The adventure ends in the dungeon of Rumpelstiltskin’s castle.  A wooden pillory is in the center of the room to restrain any prisoners, and there are a couple other wooden devices resting along the walls.  The floor is made of a hard rock, and the room, again, has an overall worn and dirty feeling.


Once Upon a Time’s greatest weakness is its lack of intuitive and creative puzzles.  The adventure requires you to find a magic lamp, a poisoned apple, and Cinderella’s slipper.  It is a linear game, so the maximum capacity of six players would have some people sitting idle.

One of the first tasks doesn’t have any clear indication as to whether or not it has been correctly solved.  This causes needless aggravation and some guess work.  Also, the door to the castle drags the ground – it wasn’t cut to proper size.  Therefore, it takes some force to budge open even when the player has properly unlocked it.

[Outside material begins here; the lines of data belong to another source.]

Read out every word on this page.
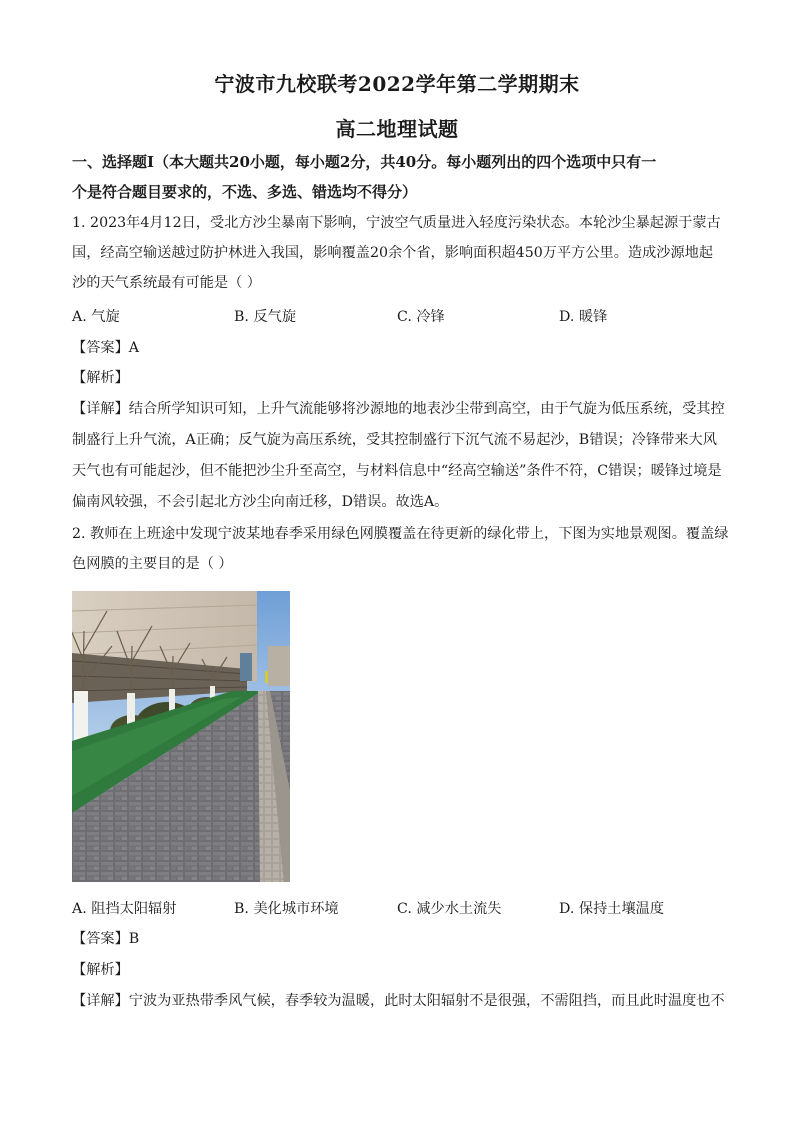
宁波市九校联考2022学年第二学期期末
高二地理试题
一、选择题Ⅰ（本大题共20小题，每小题2分，共40分。每小题列出的四个选项中只有一
个是符合题目要求的，不选、多选、错选均不得分）
1. 2023年4月12日，受北方沙尘暴南下影响，宁波空气质量进入轻度污染状态。本轮沙尘暴起源于蒙古
国，经高空输送越过防护林进入我国，影响覆盖20余个省，影响面积超450万平方公里。造成沙源地起
沙的天气系统最有可能是（ ）
A. 气旋	B. 反气旋	C. 冷锋	D. 暖锋
【答案】A
【解析】
【详解】结合所学知识可知，上升气流能够将沙源地的地表沙尘带到高空，由于气旋为低压系统，受其控
制盛行上升气流，A正确；反气旋为高压系统，受其控制盛行下沉气流不易起沙，B错误；冷锋带来大风
天气也有可能起沙，但不能把沙尘升至高空，与材料信息中“经高空输送”条件不符，C错误；暖锋过境是
偏南风较强，不会引起北方沙尘向南迁移，D错误。故选A。
2. 教师在上班途中发现宁波某地春季采用绿色网膜覆盖在待更新的绿化带上，下图为实地景观图。覆盖绿
色网膜的主要目的是（ ）
A. 阻挡太阳辐射	B. 美化城市环境	C. 减少水土流失	D. 保持土壤温度
【答案】B
【解析】
【详解】宁波为亚热带季风气候，春季较为温暖，此时太阳辐射不是很强，不需阻挡，而且此时温度也不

Inside the castle’s quarters, there is a physical puzzle that uses a weak magnet – so weak that it’s almost unusable.  Also, there is a riddle hidden in the room that verges dangerously close to requiring a bit of outside knowledge, which is one of the biggest cardinal sins of escape rooms.

Ironically, the castle’s dungeon has one of the most torturous puzzles of the entire adventure.  There is a sudoku-style puzzle with five variables.  Additionally, there is nothing to write on in the room, so it makes the puzzle virtually unsolvable unless you happen to be a member of Mensa.


Fairy tales are supposed to immerse you into a world of wonder.  Unfortunately, Once Upon a Time is plagued with frustrations and no magical moments.  The set is tattered instead of bright and colorful, and the puzzles are illogical and frustrating instead of whimsical and fun.

There are several “sins of escape rooms” such as the aforementioned giant soduko-style puzzle.  Story-lovers may enjoy the numerous references to the fairy tales that they adore, but their enjoyment will most likely end there.

Venue Details

Venue: Red Door Escape Room

Location: Southlake, Texas

Number of Games: 6


Duration: 60 minutes

Capacity: 6 people

Group Type: Public / You may be paired with strangers.